More than $38 million in grants was given out by the Department of Defense Education Activity this year to 32 public school districts serving large numbers of military children. We are so often bludgeoned with incomprehensibly large numbers--who can even understand what a billion dollars really represents, much less a trillion?--that my first reaction to this news was to wonder “why so little?” Then I realized that for a school district to receive on average more than a million dollars to help military children is no small thing.
According to Elaine Wilson’s Army News Service article, “Public Schools Serving Military Children Benefit from Grants,” schools receiving grants have around 190,000 total students, approximately 37,000 of whom are from military families in communities near more than 30 military installations.
Kathleen Facon, chief of DoDEA's educational partnership, explains that "while we really want to enhance opportunities for military students, these grants also provide an opportunity to raise achievement for all students." It does work better, in my experience as an educator, to assume that any special program could benefit far more students than it targets, and it may work better for military students not to be singled out, but be part of a wider school program.
Funding was based on the number of military-connected students at the school, with grants ranging from $150,000 to $2.5 million. Most focused on science, technology, engineering and mathematics, many using innovative technology such as smart phones and other hand-held devices to learn math. For a professor teaching humanities, as I do, smart phones create a parallel universe of text messaging, so I had to smile at the idea of a classroom full of students told to pull out their phones rather than put them away!
Classroom academics are not the only focus of the grants. Military children transitioning into a new school often need help adjusting to new demands, both academic and social. Colleges recognize how difficult it is to step into the middle of an ongoing class, and they don’t allow it, but K-12 is a different matter, and if a new family shows up five, ten, twenty weeks into a school year, the children are thrown right into the middle of what may be an unfamiliar curriculum and different classroom environment.
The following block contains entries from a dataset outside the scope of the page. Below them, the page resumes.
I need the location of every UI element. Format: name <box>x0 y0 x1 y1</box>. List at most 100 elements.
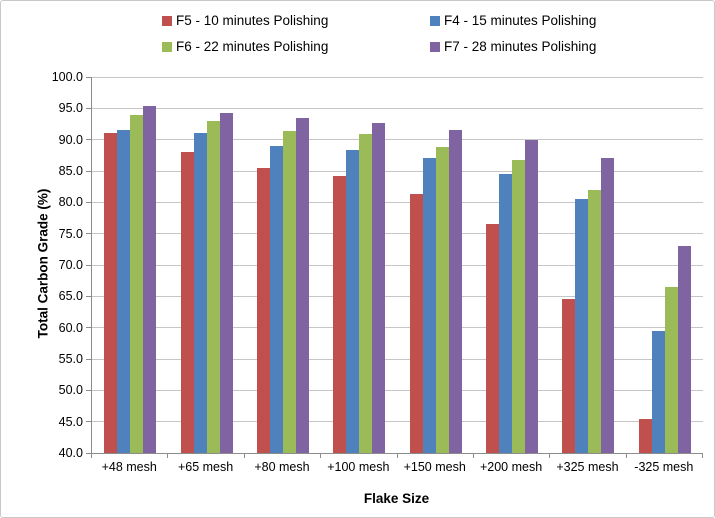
chart-legend: F5 - 10 minutes Polishing F4 - 15 minutes… <box>162 13 612 54</box>
bar-+48 mesh-series-2 <box>117 130 131 453</box>
gridline <box>92 389 703 391</box>
y-tick-label: 50.0 <box>58 383 83 398</box>
gridline <box>92 107 703 109</box>
y-tick-label: 75.0 <box>58 226 83 241</box>
legend-swatch-icon <box>430 41 440 52</box>
bar-+65 mesh-series-4 <box>219 112 233 453</box>
legend-label: F6 - 22 minutes Polishing <box>176 39 329 54</box>
legend-swatch-icon <box>162 15 172 26</box>
x-tick-mark <box>320 454 322 458</box>
y-tick-label: 55.0 <box>58 352 83 366</box>
x-tick-label: +325 mesh <box>556 460 619 474</box>
bar-group-+200 mesh <box>474 77 550 453</box>
plot-area <box>91 76 703 454</box>
legend-item-2: F4 - 15 minutes Polishing <box>430 13 612 28</box>
x-tick-mark <box>549 454 551 458</box>
x-tick-label: +80 mesh <box>254 460 310 474</box>
bar-+325 mesh-series-2 <box>575 199 589 453</box>
gridline <box>92 358 703 360</box>
x-tick-mark <box>396 454 398 458</box>
bar-+100 mesh-series-4 <box>372 123 386 453</box>
bar-+150 mesh-series-3 <box>435 146 449 453</box>
y-tick-label: 95.0 <box>58 101 83 116</box>
bar-+80 mesh-series-3 <box>282 130 296 453</box>
bar-group-+150 mesh <box>398 77 474 453</box>
x-tick-label: +65 mesh <box>177 460 234 474</box>
gridline <box>92 264 703 266</box>
x-tick-mark <box>91 454 92 458</box>
y-tick-mark <box>86 170 91 172</box>
bar-+200 mesh-series-2 <box>499 174 513 453</box>
bar--325 mesh-series-1 <box>638 418 652 453</box>
bar--325 mesh-series-2 <box>651 330 665 453</box>
y-tick-label: 90.0 <box>58 132 83 147</box>
y-tick-mark <box>86 295 91 297</box>
y-tick-label: 60.0 <box>58 320 83 335</box>
bar-+100 mesh-series-3 <box>359 134 373 453</box>
y-tick-mark <box>86 358 91 360</box>
bar-+100 mesh-series-1 <box>333 176 347 453</box>
bar-+150 mesh-series-2 <box>422 158 436 453</box>
bar-group-+100 mesh <box>321 77 397 453</box>
bar-+48 mesh-series-1 <box>104 133 118 453</box>
y-tick-label: 70.0 <box>58 258 83 272</box>
x-tick-mark <box>167 454 169 458</box>
bar-+65 mesh-series-1 <box>180 152 194 453</box>
x-tick-mark <box>243 454 245 458</box>
y-tick-mark <box>86 389 91 391</box>
x-tick-mark <box>702 454 703 458</box>
y-tick-mark <box>86 421 91 423</box>
y-tick-label: 80.0 <box>58 195 83 210</box>
gridline <box>92 170 703 172</box>
x-tick-label: +100 mesh <box>327 460 390 474</box>
bar-group-+65 mesh <box>168 77 244 453</box>
bar-+200 mesh-series-3 <box>512 159 526 453</box>
bar-+325 mesh-series-3 <box>588 189 602 453</box>
gridline <box>92 139 703 141</box>
x-tick-mark <box>472 454 474 458</box>
bar-group-+325 mesh <box>550 77 626 453</box>
legend-item-1: F5 - 10 minutes Polishing <box>162 13 430 28</box>
y-tick-mark <box>86 76 91 78</box>
legend-item-3: F6 - 22 minutes Polishing <box>162 39 430 54</box>
bar-+325 mesh-series-4 <box>601 158 615 453</box>
bar-+80 mesh-series-4 <box>295 117 309 453</box>
gridline <box>92 76 703 78</box>
bar-+325 mesh-series-1 <box>562 299 576 453</box>
y-tick-mark <box>86 233 91 235</box>
x-axis-title: Flake Size <box>363 491 430 506</box>
x-tick-label: +200 mesh <box>479 460 543 474</box>
bar-group-+48 mesh <box>92 77 168 453</box>
legend-label: F7 - 28 minutes Polishing <box>444 39 597 54</box>
gridline <box>92 201 703 203</box>
bar-+65 mesh-series-2 <box>193 133 207 453</box>
bar-+150 mesh-series-4 <box>448 130 462 453</box>
legend-swatch-icon <box>430 15 440 26</box>
y-tick-mark <box>86 201 91 203</box>
y-tick-mark <box>86 139 91 141</box>
bar--325 mesh-series-4 <box>677 246 691 453</box>
bar--325 mesh-series-3 <box>664 286 678 453</box>
bar-+200 mesh-series-4 <box>525 139 539 453</box>
y-tick-mark <box>86 452 91 454</box>
x-tick-label: +150 mesh <box>403 460 466 474</box>
y-tick-label: 85.0 <box>58 164 83 178</box>
legend-label: F4 - 15 minutes Polishing <box>444 13 597 28</box>
bar-+150 mesh-series-1 <box>409 194 423 453</box>
gridline <box>92 233 703 235</box>
bar-+48 mesh-series-3 <box>130 114 144 453</box>
y-tick-mark <box>86 107 91 109</box>
bar-+48 mesh-series-4 <box>143 106 157 453</box>
x-tick-mark <box>625 454 627 458</box>
gridline <box>92 295 703 297</box>
bar-+80 mesh-series-1 <box>256 167 270 453</box>
y-tick-label: 100.0 <box>51 70 83 84</box>
y-tick-mark <box>86 327 91 329</box>
bar-group--325 mesh <box>627 77 703 453</box>
gridline <box>92 421 703 423</box>
y-tick-label: 65.0 <box>58 289 83 304</box>
x-tick-label: +48 mesh <box>101 460 157 474</box>
bar-+65 mesh-series-3 <box>206 120 220 453</box>
legend-item-4: F7 - 28 minutes Polishing <box>430 39 612 54</box>
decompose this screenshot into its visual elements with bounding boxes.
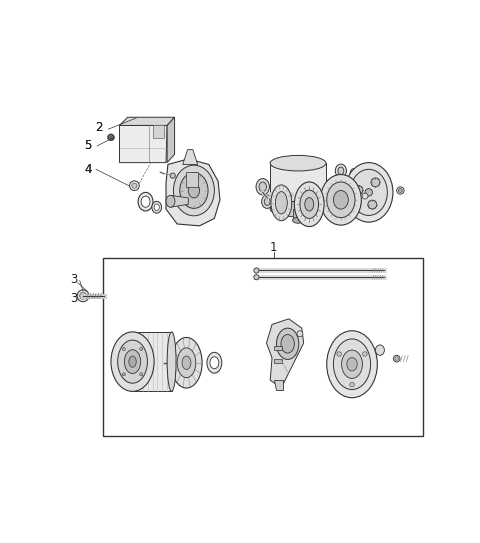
Circle shape [354,186,363,194]
Ellipse shape [327,182,355,218]
Ellipse shape [321,174,361,225]
Circle shape [297,331,303,337]
Text: 3: 3 [71,292,78,305]
Ellipse shape [327,331,377,397]
Circle shape [109,135,113,139]
Ellipse shape [300,190,319,218]
Polygon shape [274,380,283,389]
Ellipse shape [180,173,208,209]
Ellipse shape [350,168,358,178]
Ellipse shape [347,357,357,371]
Ellipse shape [350,169,387,216]
Ellipse shape [207,352,222,373]
Ellipse shape [281,334,294,353]
Ellipse shape [352,171,356,175]
Ellipse shape [111,332,154,392]
Ellipse shape [141,196,150,207]
Ellipse shape [166,195,175,207]
Circle shape [140,348,143,350]
Bar [274,346,282,350]
Bar [186,172,198,187]
Ellipse shape [182,356,191,369]
Circle shape [398,188,402,192]
Bar [274,359,282,363]
Ellipse shape [271,185,292,220]
Circle shape [77,290,89,302]
Circle shape [393,355,400,362]
Ellipse shape [375,345,384,355]
Ellipse shape [188,183,200,198]
Circle shape [365,188,372,196]
Ellipse shape [292,217,304,223]
Text: 5: 5 [84,140,92,153]
Ellipse shape [345,162,393,222]
Circle shape [363,352,367,356]
Ellipse shape [342,350,362,378]
Ellipse shape [210,357,219,369]
Polygon shape [167,117,175,162]
Text: 5: 5 [84,140,92,153]
Ellipse shape [262,195,273,209]
Ellipse shape [294,182,324,226]
Polygon shape [183,149,198,165]
Ellipse shape [259,182,266,192]
Circle shape [396,187,404,194]
Text: 1: 1 [270,241,277,254]
Polygon shape [170,195,188,207]
Polygon shape [120,125,167,162]
Text: 4: 4 [84,163,92,176]
Polygon shape [132,332,172,392]
Circle shape [122,373,125,376]
Circle shape [362,193,368,199]
Ellipse shape [270,155,326,171]
Circle shape [254,268,259,273]
Text: 4: 4 [84,163,92,176]
Ellipse shape [276,192,288,214]
Circle shape [371,178,380,187]
Circle shape [350,382,354,387]
Ellipse shape [129,356,136,367]
Ellipse shape [338,167,344,174]
Ellipse shape [171,337,202,388]
Ellipse shape [152,201,162,213]
Ellipse shape [335,164,347,178]
Polygon shape [292,209,304,220]
Circle shape [108,134,114,141]
Polygon shape [153,125,164,138]
Ellipse shape [264,198,270,205]
Ellipse shape [276,328,299,359]
Circle shape [170,173,175,178]
Polygon shape [266,319,304,388]
Circle shape [140,373,143,376]
Ellipse shape [167,332,176,392]
Polygon shape [270,163,326,209]
Ellipse shape [334,339,371,389]
Ellipse shape [124,350,141,374]
Bar [103,258,423,436]
Ellipse shape [138,192,153,211]
Ellipse shape [256,179,269,195]
Circle shape [80,293,86,299]
Text: 2: 2 [96,121,103,134]
Text: 3: 3 [71,273,78,286]
Ellipse shape [305,198,314,211]
Circle shape [122,348,125,350]
Ellipse shape [118,340,147,383]
Circle shape [132,183,137,188]
Circle shape [254,275,259,280]
Ellipse shape [154,204,159,211]
Circle shape [368,200,377,209]
Circle shape [130,181,139,191]
Ellipse shape [334,191,348,209]
Ellipse shape [173,165,215,216]
Text: 2: 2 [96,121,103,134]
Polygon shape [120,117,175,125]
Polygon shape [166,159,220,226]
Ellipse shape [177,348,196,377]
Circle shape [337,352,341,356]
Ellipse shape [270,201,326,217]
Circle shape [395,357,398,361]
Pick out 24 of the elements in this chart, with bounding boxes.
Several grants address these needs, funding programs to facilitate class placement and social integration, or offering after-school homework clubs and tutoring.
I have written in the past about one of the grantees under the DoDEA’s program, a consortium of districts in my own area (San Diego) that is working with the University of Southern California’s Masters of Social Work students on a program to help schools in the area be more responsive to students from military families.
An estimated 90 percent of military students attend public schools. Though the DoDEA’s effort can provide important planning information and identify promising practices, in the end the $38 million will only impact a few children. I wonder what the plan is for the others.